Vivid reminder of holidays in the sun
Lantana is one of those plants that is dear to those who know it, but many more people have seen it as it is widely grown as a small decorative shrub in warm countries, popular as holiday destinations.
There is a fair chance that you have walked past this bush, never noticing it, or perhaps admiring it without knowing its name.
In such countries, it is often planted in quite large batches as a colourful ground cover flowering year round if the weather is warm enough. It is a small shrub to about one metre or so but usually it is cut down to be more ground-hugging, or the old plants removed and vigorous fresh ones planted each year.
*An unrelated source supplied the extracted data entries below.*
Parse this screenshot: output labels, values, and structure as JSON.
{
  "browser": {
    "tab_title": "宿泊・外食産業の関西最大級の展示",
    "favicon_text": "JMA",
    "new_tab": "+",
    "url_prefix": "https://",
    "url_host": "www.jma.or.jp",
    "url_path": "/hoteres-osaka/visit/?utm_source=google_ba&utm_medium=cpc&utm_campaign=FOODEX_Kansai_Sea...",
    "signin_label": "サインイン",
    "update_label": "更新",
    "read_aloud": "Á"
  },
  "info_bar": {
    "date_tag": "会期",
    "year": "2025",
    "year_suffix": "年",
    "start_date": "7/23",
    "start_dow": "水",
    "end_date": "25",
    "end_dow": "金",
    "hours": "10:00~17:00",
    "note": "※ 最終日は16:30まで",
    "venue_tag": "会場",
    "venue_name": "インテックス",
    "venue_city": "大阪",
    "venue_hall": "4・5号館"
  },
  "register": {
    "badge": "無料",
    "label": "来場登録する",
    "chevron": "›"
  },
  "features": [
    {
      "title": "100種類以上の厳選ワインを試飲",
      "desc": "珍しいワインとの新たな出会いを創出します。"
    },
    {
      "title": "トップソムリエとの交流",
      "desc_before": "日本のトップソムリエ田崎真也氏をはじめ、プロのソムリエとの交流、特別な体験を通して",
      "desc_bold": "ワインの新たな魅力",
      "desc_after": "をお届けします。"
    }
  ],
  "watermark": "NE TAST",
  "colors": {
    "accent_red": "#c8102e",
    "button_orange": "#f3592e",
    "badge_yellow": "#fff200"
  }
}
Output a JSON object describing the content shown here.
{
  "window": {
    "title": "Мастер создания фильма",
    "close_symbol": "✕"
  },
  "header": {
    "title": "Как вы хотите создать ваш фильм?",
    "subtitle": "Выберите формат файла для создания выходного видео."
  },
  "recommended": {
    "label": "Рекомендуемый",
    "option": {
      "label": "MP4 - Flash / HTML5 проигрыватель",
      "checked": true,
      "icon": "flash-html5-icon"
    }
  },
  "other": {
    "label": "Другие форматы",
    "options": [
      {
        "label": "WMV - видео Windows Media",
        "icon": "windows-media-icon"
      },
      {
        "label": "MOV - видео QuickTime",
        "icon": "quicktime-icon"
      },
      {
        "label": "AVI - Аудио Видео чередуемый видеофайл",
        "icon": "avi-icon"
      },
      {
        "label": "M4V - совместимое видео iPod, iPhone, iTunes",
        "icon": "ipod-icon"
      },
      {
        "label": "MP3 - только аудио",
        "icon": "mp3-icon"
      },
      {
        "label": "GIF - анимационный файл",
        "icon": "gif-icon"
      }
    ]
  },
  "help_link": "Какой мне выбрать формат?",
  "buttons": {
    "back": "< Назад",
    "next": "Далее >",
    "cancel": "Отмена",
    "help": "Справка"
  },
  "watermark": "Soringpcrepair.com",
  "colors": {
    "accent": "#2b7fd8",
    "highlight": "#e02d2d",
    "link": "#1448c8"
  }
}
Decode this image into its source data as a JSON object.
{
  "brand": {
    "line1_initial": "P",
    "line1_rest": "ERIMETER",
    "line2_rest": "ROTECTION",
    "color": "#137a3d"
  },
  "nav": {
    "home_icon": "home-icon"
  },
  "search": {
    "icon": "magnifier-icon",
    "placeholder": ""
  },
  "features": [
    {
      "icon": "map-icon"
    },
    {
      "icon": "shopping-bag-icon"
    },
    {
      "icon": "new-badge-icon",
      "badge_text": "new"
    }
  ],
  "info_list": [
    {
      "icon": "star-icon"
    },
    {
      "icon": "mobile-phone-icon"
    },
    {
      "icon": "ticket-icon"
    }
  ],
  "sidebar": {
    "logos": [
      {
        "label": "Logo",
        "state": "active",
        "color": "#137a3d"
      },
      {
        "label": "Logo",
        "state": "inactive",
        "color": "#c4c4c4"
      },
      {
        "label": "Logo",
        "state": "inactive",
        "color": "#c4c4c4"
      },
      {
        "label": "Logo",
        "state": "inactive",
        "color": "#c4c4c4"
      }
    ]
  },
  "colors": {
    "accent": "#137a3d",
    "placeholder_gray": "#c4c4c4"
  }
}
The little bush has coarse, nettle-shaped leaves, rough to the touch, and smelling strongly of nettles, although it is part of the verbena family. These dark-green leaves make a fine backdrop for the very pretty flowers, which consist of tight rounded clusters of tiny trumpet-shaped florets.
The clusters are almost always two-tone, the youngest rings of florets at the centre opening yellow or orange and fading to red, lilac or purple-pink as they age.
There are different named kinds but the original has yellow and red. There is also a species that has only pale purple flowers and it is not as decorative, but creates dense ground cover in warm countries.
The colours are very vivid as befits a native of tropical South America. Such vivid colours have evolved to attract humming-birds as pollinators. Butterflies stop for a drink of nectar, using their long tongues too. Like many tropical plants, it flowers continuously there.
In this country, lantana is a conservatory plant, taken outdoors for the summer months if possible, but not during the times when frost might occur. It thrives outdoors in the warm air and full sunshine in summer and does very well in the warmth of a greenhouse too, where it can spend the summer if preferred.
This time of year is a challenge. It is an evergreen bush normally but can lose some or all of its leaves in winter as a survival tactic.
The stems of older plants are quite woody and not so easily killed. In a greenhouse, it needs frost protection heating and it is better kept indoors in a bright porch or window sill.
It is such a good plant in summer that it deserves good treatment in winter.
In warm countries around the world, planted in gardens initially, it has escaped into the countryside and has proven to be a very invasive species, out-competing plants native to those regions. This problem does not arise here because it has no chance of surviving winter frosts outdoors.
Indeed, it can have its roots rotted by too much water, and leaving it stand in a saucer of water for more than a few hours can be the start of rotting.
Keep it slightly dry at the root during the dull months, allowing the compost to dry on the surface between waterings. When it starts to make new growth in spring begin feeding and liquid feed all summer every week to get more flowers. Cuttings taken in summer root easily.